Света не останавливается. Она ещё прибавляет шагу, она ещё много может прибавить, если понадобится; девочка чуть оборачивается, Пахомов не отстаёт:

– Фома, ты больная?

Но Света его не слушает, она уже выскочила на улицу Фрунзе и легко, как на разминке, побежала к Московскому проспекту. К площади Стругацких, на красный свет перебежав светофор. Урод отстал. Когда, пробежав метров двести, девочка повернулась, Пахома нигде не было. Она перешла на быстрый шаг. Ну, хоть так она ему ответила на сегодняшние оскорбления. Впрочем, Света была удивлена, Пахом до сих пор ни разу не предлагал ей идти в школу вместе. Да нет. Скорее всего он хотел отколоть ещё какой-то номер перед теми двумя мальчишками. Вот и кричал ей, а когда она пошла дальше, а не остановилась по его просьбе, это Пахома разозлило, поэтому он и побежал за ней. Но Света быстро о нём забыла, другие мысли, привычные и тяжёлые, сразу завладели ею.

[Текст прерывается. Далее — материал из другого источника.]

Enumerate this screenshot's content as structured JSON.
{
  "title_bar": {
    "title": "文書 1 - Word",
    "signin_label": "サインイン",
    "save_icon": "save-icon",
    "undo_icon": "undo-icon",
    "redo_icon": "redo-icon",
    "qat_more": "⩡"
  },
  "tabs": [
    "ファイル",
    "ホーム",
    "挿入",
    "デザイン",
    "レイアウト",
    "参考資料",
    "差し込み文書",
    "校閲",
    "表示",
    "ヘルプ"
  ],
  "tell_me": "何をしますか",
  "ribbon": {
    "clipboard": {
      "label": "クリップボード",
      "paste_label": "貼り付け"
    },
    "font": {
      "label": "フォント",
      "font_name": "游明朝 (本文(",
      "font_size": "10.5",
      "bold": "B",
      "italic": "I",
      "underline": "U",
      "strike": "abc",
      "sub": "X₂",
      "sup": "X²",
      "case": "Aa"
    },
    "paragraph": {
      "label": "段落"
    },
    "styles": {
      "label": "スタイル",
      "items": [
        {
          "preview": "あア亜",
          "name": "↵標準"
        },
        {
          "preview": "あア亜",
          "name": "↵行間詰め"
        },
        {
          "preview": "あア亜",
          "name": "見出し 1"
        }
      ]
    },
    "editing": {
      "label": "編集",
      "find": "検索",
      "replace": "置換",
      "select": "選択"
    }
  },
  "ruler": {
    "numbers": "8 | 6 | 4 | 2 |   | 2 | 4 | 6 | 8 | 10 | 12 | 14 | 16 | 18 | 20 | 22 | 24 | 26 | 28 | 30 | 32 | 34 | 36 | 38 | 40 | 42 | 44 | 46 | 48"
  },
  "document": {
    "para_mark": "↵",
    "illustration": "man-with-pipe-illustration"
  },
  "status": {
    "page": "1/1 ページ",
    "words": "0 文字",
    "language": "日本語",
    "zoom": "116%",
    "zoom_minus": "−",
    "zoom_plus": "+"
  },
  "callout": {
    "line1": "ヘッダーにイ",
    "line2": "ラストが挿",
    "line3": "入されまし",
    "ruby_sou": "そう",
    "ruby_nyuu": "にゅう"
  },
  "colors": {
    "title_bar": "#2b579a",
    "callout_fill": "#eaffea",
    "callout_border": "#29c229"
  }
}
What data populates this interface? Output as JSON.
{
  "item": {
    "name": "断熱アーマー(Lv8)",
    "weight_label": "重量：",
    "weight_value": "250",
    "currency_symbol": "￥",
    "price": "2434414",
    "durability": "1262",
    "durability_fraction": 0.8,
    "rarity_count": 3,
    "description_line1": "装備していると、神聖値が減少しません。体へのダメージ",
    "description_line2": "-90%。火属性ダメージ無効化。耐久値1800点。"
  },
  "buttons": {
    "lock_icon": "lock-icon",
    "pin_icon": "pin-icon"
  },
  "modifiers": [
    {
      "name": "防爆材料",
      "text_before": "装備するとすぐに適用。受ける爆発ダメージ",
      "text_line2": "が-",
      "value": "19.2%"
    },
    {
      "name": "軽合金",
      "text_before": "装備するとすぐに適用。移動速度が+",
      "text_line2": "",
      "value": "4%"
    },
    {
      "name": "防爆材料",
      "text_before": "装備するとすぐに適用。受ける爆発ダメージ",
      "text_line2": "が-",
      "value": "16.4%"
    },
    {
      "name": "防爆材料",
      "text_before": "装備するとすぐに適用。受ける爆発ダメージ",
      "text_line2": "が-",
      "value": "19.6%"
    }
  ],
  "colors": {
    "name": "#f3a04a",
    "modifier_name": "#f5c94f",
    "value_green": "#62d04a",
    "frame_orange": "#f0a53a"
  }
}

Она думала, что пойдёт после школы в приход и там поест, и так сэкономит продукты, а братья поужинают в садике, папа поест на работе, он сегодня пойдёт в ночь на вторую работу, там можно подкормиться. В общем, ей только нужно будет поужинать и купить пару булок с молоком Кольке и Максу. И на завтра ещё останутся яйца и сосиски с хлебом. Папа же на обед не съест доширак, десяток яиц и пачку сосисок. В общем, всё хорошо, и сегодня денег больше тратить будет не нужно. Тысяча двести шестьдесят семь рублей переходят на завтрашний день. Можно считать, что ещё один день до папиной пенсии они прожили.

Она остановилась на светофоре на большом перекрёстке Московского проспекта и улицы Фрунзе. Светофор тут долгий, по проспекту катят и катят машины непрекращающимся потоком, а девочка всё думала, как растянуть на шесть дней оставшиеся деньги.

И тут адский топот огромных ног, зверский смех, такой дикий, что все стоящие на светофоре люди стали оборачиваться, и кто-то сильно дёргает Светлану за рюкзак.

– А-а…, – орёт Пахом радостно. – вот ты где! Гы-ы…

Света вжимает голову в плечи, она перепугалась от ора и рывка, а рюкзак слетает с её плеча. Она быстро поворачивается и видит Пахомова. Он держит её рюкзак в руке, смотрит на него чуть удивлённо. Некогда модный и любимый её рюкзачок «Вэнс» порван, у него оторвана одна лямка. Урод оторвал лямку её рюкзака, любимого рюкзака, который в модном магазине ей купили папа и мама. Света смотрела на порванную лямку, и на глазах у нее наворачивались слёзы. А Пахом, этот ублюдочный дебил, кинул ей рюкзак со словами:

– Да ты, овца, сама виновата. Тупая…

И побежал через дорогу вместе со всеми людьми, которые, наконец, дождались зелёного сигнала светофора. А Света так и осталась стоять на переходе, держа свой рюкзак и через слёзы разглядывая вырванную из ткани правую лямку. Большую такую, с «мясом» рваную дыру.

Теперь ей ещё больше не хотелось идти в школу, но папа сказал… вернее просил, и она пошла. Думая, что хорошо было бы взять камень и разбить уродливую и прыщавую харю этому уроду. Ударить с силой, а лучше несколько раз. Так она и шла, представляя себе в красках эту маленькую казнь. Что ни говори, а ей очень было жалко рюкзак. Очень. Так жалко, что слёзы текли всякий раз, когда она, забыв про эту неприятность, машинально пыталась рукой найти правую лямку, которая была уже скручена и спрятана в рюкзак.